A polyester polyol would be of relatively low molecular weight, usually dissolved in a diol (e.g., ethylene glycol, butane diol, 1,6-hexane diol, etc.), contains low free acid content (excess diol used in synthesis) probably contains almost no nitrogen. Using a biobased diol or diacid seems obvious here.
I think this is a classic example of wanting to patent “everything close to the actual invention,” and usually the patent examiner pushes back, and the claims get narrowed. Sometimes, the examiner doesn’t push back and the inventors get the very broad claims they submitted are granted (kind of like a dog catching the car). Now, they Mitsubishi needs to decide if they want to become patent trolls or if their business is in making and selling chemicals.
Oh yeah, Mitsubishi’s patent also expires in 2026 so depending on when you read this their invention will be part of the public domain soon and we will all be free to practice it.
The Takeaway
Patents. Can’t live with them and can’t live without them. When I used to work with in-house patent lawyers on patent prosecution the estimate of the cost was about $70-80k per patent in 2016. I suspect it’s closer to $100k now depending on the law firm and maybe even higher. Start-ups need to be strategic in what they patent, when they file, and how many they want to submit. If you aren’t careful you could spend $500k on lawyer fees in a year or two.
Investors, if things don’t work out with the start-up, patents allow you to at a minimum sell the patents to someone else. Maybe you get to re-coup part of your investment and you get to minimize the write down.

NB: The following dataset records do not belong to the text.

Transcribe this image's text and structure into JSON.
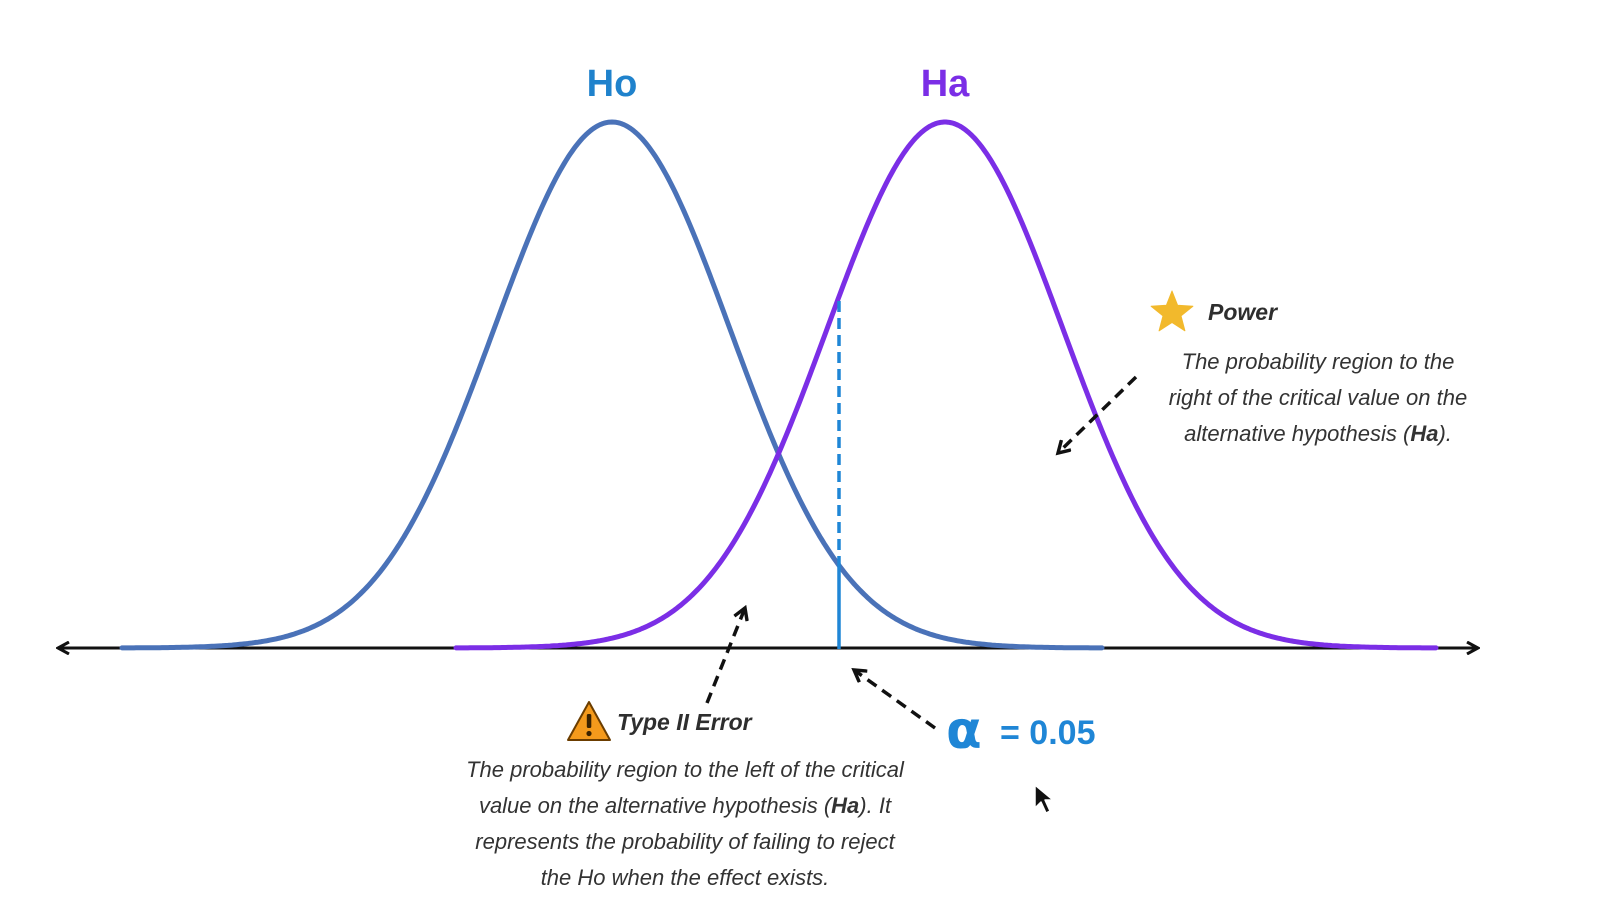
{
  "labels": {
    "ho": "Ho",
    "ha": "Ha"
  },
  "power": {
    "title": "Power",
    "line1": "The probability region to the",
    "line2": "right of the critical value on the",
    "line3_pre": "alternative hypothesis (",
    "line3_bold": "Ha",
    "line3_post": ")."
  },
  "type2": {
    "title": "Type II Error",
    "line1": "The probability region to the left of the critical",
    "line2_pre": "value on the alternative hypothesis (",
    "line2_bold": "Ha",
    "line2_post": "). It",
    "line3": "represents the probability of failing to reject",
    "line4": "the Ho when the effect exists."
  },
  "alpha": {
    "symbol": "α",
    "text": "= 0.05"
  },
  "colors": {
    "ho_curve": "#4a72b8",
    "ha_curve": "#7b2ee6",
    "critical_line": "#1f86d6",
    "ho_label": "#1f82cc",
    "ha_label": "#7b2ee6",
    "alpha": "#1f86d6",
    "star": "#f2b92c",
    "warning": "#f49a1c",
    "axis": "#111111"
  },
  "icons": {
    "power": "star-icon",
    "type2": "warning-icon",
    "cursor": "mouse-cursor-icon"
  }
}
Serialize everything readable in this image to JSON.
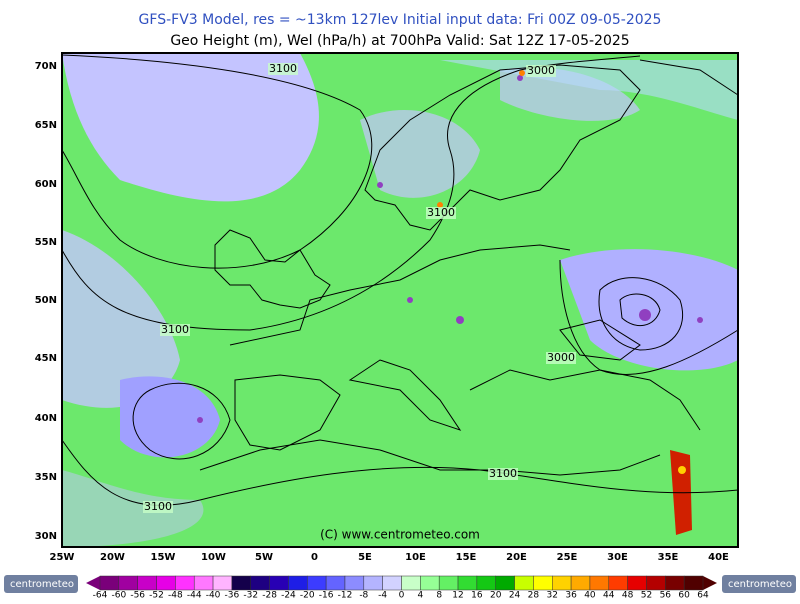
{
  "header": {
    "title": "GFS-FV3 Model, res = ~13km 127lev   Initial input data: Fri 00Z 09-05-2025",
    "subtitle": "Geo Height (m), Wel (hPa/h) at 700hPa  Valid: Sat 12Z 17-05-2025"
  },
  "map": {
    "lat_labels": [
      "70N",
      "65N",
      "60N",
      "55N",
      "50N",
      "45N",
      "40N",
      "35N",
      "30N"
    ],
    "lon_labels": [
      "25W",
      "20W",
      "15W",
      "10W",
      "5W",
      "0",
      "5E",
      "10E",
      "15E",
      "20E",
      "25E",
      "30E",
      "35E",
      "40E"
    ],
    "contour_labels": [
      "3100",
      "3000",
      "3100",
      "3100",
      "3000",
      "3100",
      "3100"
    ],
    "credit": "(C) www.centrometeo.com"
  },
  "colorbar": {
    "labels": [
      "-64",
      "-60",
      "-56",
      "-52",
      "-48",
      "-44",
      "-40",
      "-36",
      "-32",
      "-28",
      "-24",
      "-20",
      "-16",
      "-12",
      "-8",
      "-4",
      "0",
      "4",
      "8",
      "12",
      "16",
      "20",
      "24",
      "28",
      "32",
      "36",
      "40",
      "44",
      "48",
      "52",
      "56",
      "60",
      "64"
    ],
    "colors": [
      "#7a007a",
      "#a000a0",
      "#c800c8",
      "#e600e6",
      "#ff32ff",
      "#ff78ff",
      "#ffb4ff",
      "#14004b",
      "#1e0082",
      "#2800b4",
      "#1e1ee6",
      "#3c3cff",
      "#6464ff",
      "#8c8cff",
      "#b4b4ff",
      "#d2d2ff",
      "#c8ffc8",
      "#96ff96",
      "#64f064",
      "#32dc32",
      "#14c814",
      "#00aa00",
      "#c8ff00",
      "#ffff00",
      "#ffd200",
      "#ffaa00",
      "#ff7800",
      "#ff3c00",
      "#e60000",
      "#b40000",
      "#780000",
      "#500000"
    ]
  },
  "logo": {
    "left": "centrometeo",
    "right": "centrometeo"
  }
}
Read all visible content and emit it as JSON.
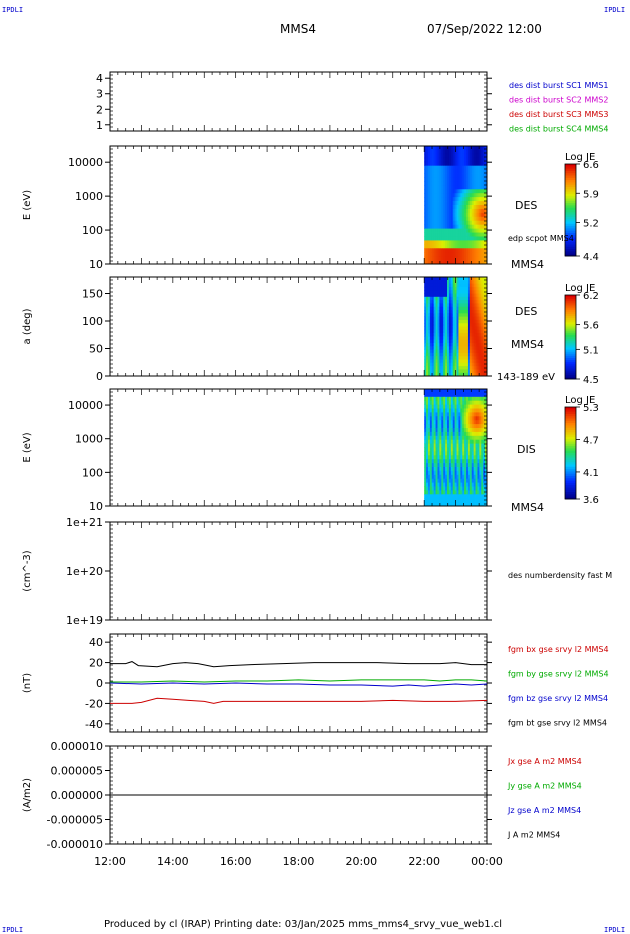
{
  "header": {
    "spacecraft": "MMS4",
    "datetime": "07/Sep/2022 12:00",
    "corner_tl": "IPDLI",
    "corner_tr": "IPDLI",
    "corner_bl": "IPDLI",
    "corner_br": "IPDLI"
  },
  "footer": {
    "text": "Produced by cl (IRAP)   Printing date: 03/Jan/2025   mms_mms4_srvy_vue_web1.cl"
  },
  "chart_data": {
    "type": "multi-panel time series",
    "x_ticks": [
      "12:00",
      "14:00",
      "16:00",
      "18:00",
      "20:00",
      "22:00",
      "00:00"
    ],
    "panels": [
      {
        "id": "burst",
        "type": "line",
        "yticks": [
          "4",
          "3",
          "2",
          "1"
        ],
        "ylim": [
          0.6,
          4.4
        ],
        "legend": [
          {
            "text": "des dist burst SC1 MMS1",
            "color": "#0000cc"
          },
          {
            "text": "des dist burst SC2 MMS2",
            "color": "#cc00cc"
          },
          {
            "text": "des dist burst SC3 MMS3",
            "color": "#cc0000"
          },
          {
            "text": "des dist burst SC4 MMS4",
            "color": "#00aa00"
          }
        ]
      },
      {
        "id": "des-energy",
        "type": "heatmap",
        "ylabel": "E (eV)",
        "scale": "log",
        "ylim": [
          10,
          30000
        ],
        "yticks": [
          "10000",
          "1000",
          "100",
          "10"
        ],
        "data_start": "22:00",
        "labels": [
          "DES",
          "edp scpot MMS4",
          "MMS4"
        ],
        "colorbar": {
          "title": "Log JE",
          "ticks": [
            "6.6",
            "5.9",
            "5.2",
            "4.4"
          ],
          "min": 4.4,
          "max": 6.6
        }
      },
      {
        "id": "des-pitch",
        "type": "heatmap",
        "ylabel": "a (deg)",
        "ylim": [
          0,
          180
        ],
        "yticks": [
          "150",
          "100",
          "50",
          "0"
        ],
        "data_start": "22:00",
        "labels": [
          "DES",
          "MMS4",
          "143-189 eV"
        ],
        "colorbar": {
          "title": "Log JE",
          "ticks": [
            "6.2",
            "5.6",
            "5.1",
            "4.5"
          ],
          "min": 4.5,
          "max": 6.2
        }
      },
      {
        "id": "dis-energy",
        "type": "heatmap",
        "ylabel": "E (eV)",
        "scale": "log",
        "ylim": [
          10,
          30000
        ],
        "yticks": [
          "10000",
          "1000",
          "100",
          "10"
        ],
        "data_start": "22:00",
        "labels": [
          "DIS",
          "MMS4"
        ],
        "colorbar": {
          "title": "Log JE",
          "ticks": [
            "5.3",
            "4.7",
            "4.1",
            "3.6"
          ],
          "min": 3.6,
          "max": 5.3
        }
      },
      {
        "id": "density",
        "type": "line",
        "ylabel": "(cm^-3)",
        "scale": "log",
        "yticks": [
          "1e+21",
          "1e+20",
          "1e+19"
        ],
        "legend": [
          {
            "text": "des numberdensity fast M",
            "color": "#000000"
          }
        ]
      },
      {
        "id": "fgm",
        "type": "line",
        "ylabel": "(nT)",
        "ylim": [
          -48,
          48
        ],
        "yticks": [
          "40",
          "20",
          "0",
          "-20",
          "-40"
        ],
        "legend": [
          {
            "text": "fgm bx gse srvy l2 MMS4",
            "color": "#cc0000"
          },
          {
            "text": "fgm by gse srvy l2 MMS4",
            "color": "#00aa00"
          },
          {
            "text": "fgm bz gse srvy l2 MMS4",
            "color": "#0000cc"
          },
          {
            "text": "fgm bt gse srvy l2 MMS4",
            "color": "#000000"
          }
        ],
        "series": [
          {
            "name": "fgm bt gse srvy l2 MMS4",
            "color": "#000000",
            "x": [
              0,
              0.5,
              0.7,
              0.9,
              1.5,
              2.0,
              2.4,
              2.8,
              3.3,
              3.8,
              4.5,
              5.5,
              6.5,
              7.5,
              8.5,
              9.5,
              10.5,
              11.0,
              11.5,
              12.0
            ],
            "y": [
              19,
              19,
              21,
              17,
              16,
              19,
              20,
              19,
              16,
              17,
              18,
              19,
              20,
              20,
              20,
              19,
              19,
              20,
              18,
              18
            ]
          },
          {
            "name": "fgm bx gse srvy l2 MMS4",
            "color": "#cc0000",
            "x": [
              0,
              0.5,
              0.7,
              1.0,
              1.5,
              2.0,
              2.5,
              3.0,
              3.3,
              3.6,
              4.0,
              5.0,
              6.0,
              7.0,
              8.0,
              9.0,
              10.0,
              11.0,
              12.0
            ],
            "y": [
              -20,
              -20,
              -20,
              -19,
              -15,
              -16,
              -17,
              -18,
              -20,
              -18,
              -18,
              -18,
              -18,
              -18,
              -18,
              -17,
              -18,
              -18,
              -17
            ]
          },
          {
            "name": "fgm by gse srvy l2 MMS4",
            "color": "#00aa00",
            "x": [
              0,
              1.0,
              2.0,
              3.0,
              4.0,
              5.0,
              6.0,
              7.0,
              8.0,
              9.0,
              10.0,
              10.5,
              11.0,
              11.5,
              12.0
            ],
            "y": [
              1,
              1,
              2,
              1,
              2,
              2,
              3,
              2,
              3,
              3,
              3,
              2,
              3,
              3,
              2
            ]
          },
          {
            "name": "fgm bz gse srvy l2 MMS4",
            "color": "#0000cc",
            "x": [
              0,
              1.0,
              2.0,
              3.0,
              4.0,
              5.0,
              6.0,
              7.0,
              8.0,
              9.0,
              9.5,
              10.0,
              10.5,
              11.0,
              11.5,
              12.0
            ],
            "y": [
              0,
              -1,
              0,
              -1,
              0,
              -1,
              -1,
              -2,
              -2,
              -3,
              -2,
              -3,
              -2,
              -1,
              -2,
              -1
            ]
          }
        ]
      },
      {
        "id": "current",
        "type": "line",
        "ylabel": "(A/m2)",
        "ylim": [
          -1e-05,
          1e-05
        ],
        "yticks": [
          "0.000010",
          "0.000005",
          "0.000000",
          "-0.000005",
          "-0.000010"
        ],
        "legend": [
          {
            "text": "Jx gse A m2 MMS4",
            "color": "#cc0000"
          },
          {
            "text": "Jy gse A m2 MMS4",
            "color": "#00aa00"
          },
          {
            "text": "Jz gse A m2 MMS4",
            "color": "#0000cc"
          },
          {
            "text": "J A m2 MMS4",
            "color": "#000000"
          }
        ],
        "series": [
          {
            "name": "J A m2 MMS4",
            "color": "#000000",
            "x": [
              0,
              12
            ],
            "y": [
              0,
              0
            ]
          }
        ]
      }
    ]
  }
}
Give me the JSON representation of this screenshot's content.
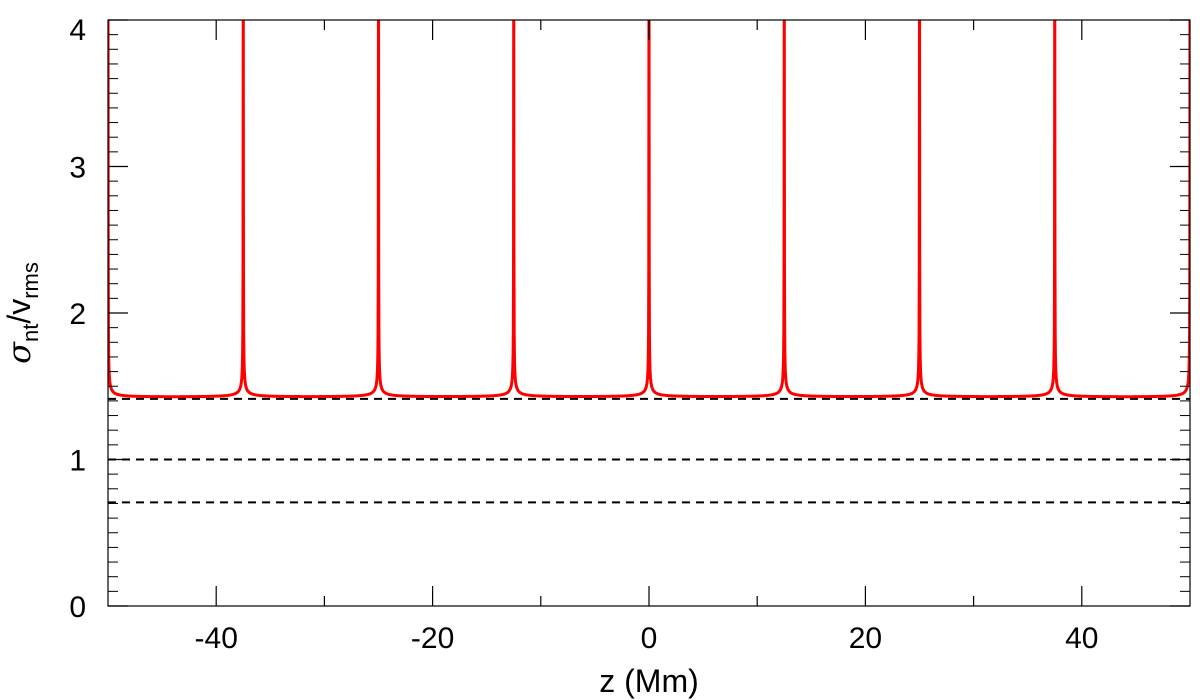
{
  "chart_data": {
    "type": "line",
    "title": "",
    "xlabel": "z (Mm)",
    "ylabel": {
      "symbol": "σ",
      "symbol_sub": "nt",
      "slash": "/",
      "base": "v",
      "base_sub": "rms"
    },
    "xlim": [
      -50,
      50
    ],
    "ylim": [
      0,
      4
    ],
    "x_ticks": [
      -40,
      -20,
      0,
      20,
      40
    ],
    "x_tick_labels": [
      "-40",
      "-20",
      "0",
      "20",
      "40"
    ],
    "y_ticks": [
      0,
      1,
      2,
      3,
      4
    ],
    "y_tick_labels": [
      "0",
      "1",
      "2",
      "3",
      "4"
    ],
    "x_minor_step": 10,
    "y_minor_step": 0.1,
    "grid": false,
    "curve": {
      "color": "#ff0000",
      "period": 12.5,
      "peak_centers": [
        -37.5,
        -25,
        -12.5,
        0,
        12.5,
        25,
        37.5
      ],
      "edge_rise_x": [
        -50,
        50
      ],
      "baseline": 1.42,
      "amplitude": 0.018
    },
    "reference_lines": [
      {
        "y": 1.414,
        "color": "#000000",
        "style": "dashed"
      },
      {
        "y": 1.0,
        "color": "#000000",
        "style": "dashed"
      },
      {
        "y": 0.707,
        "color": "#000000",
        "style": "dashed"
      }
    ]
  }
}
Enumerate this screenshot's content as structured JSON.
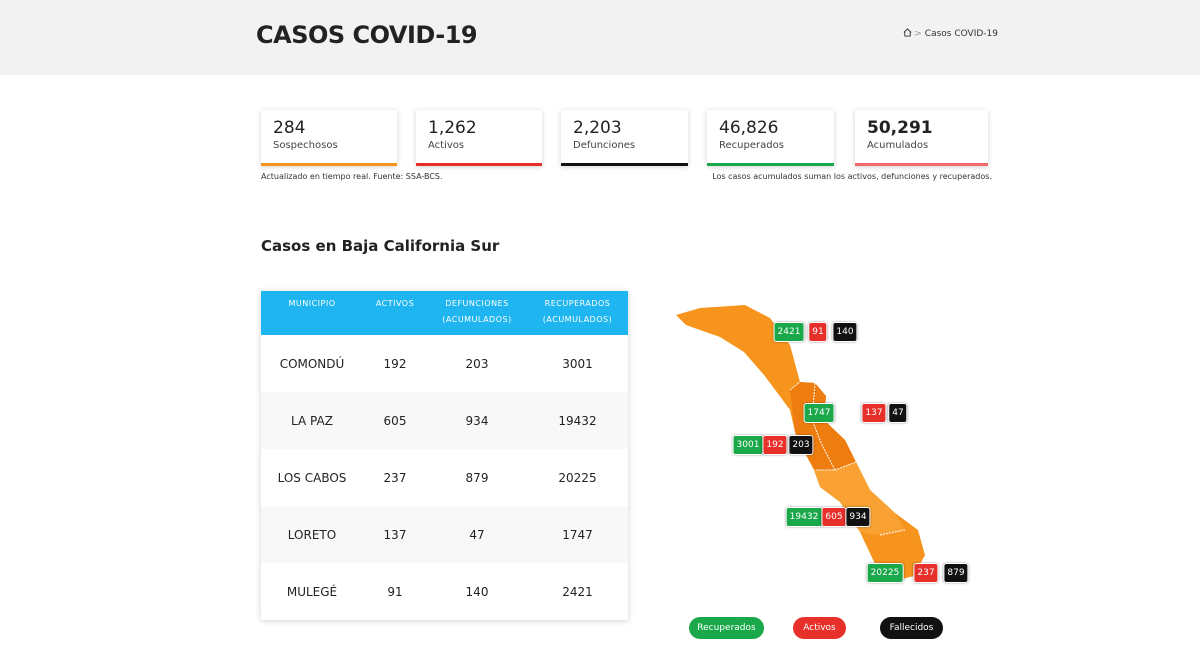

In the short term the real winners seem to be the patent lawyers (lots of billable hours) and the litigators.
The long-term winners are the public.
Nice article Tony! I dealt with a few patent searches and learned very quickly you had to have deep pockets and a very fast business plan to even have a chance at making any money. That said, coders have it made because their program code falls under copyright mostly. Hardly any cost and a super long runway. No one saw that coming.
Thanks, Tony! Great summary of an often-obscure area!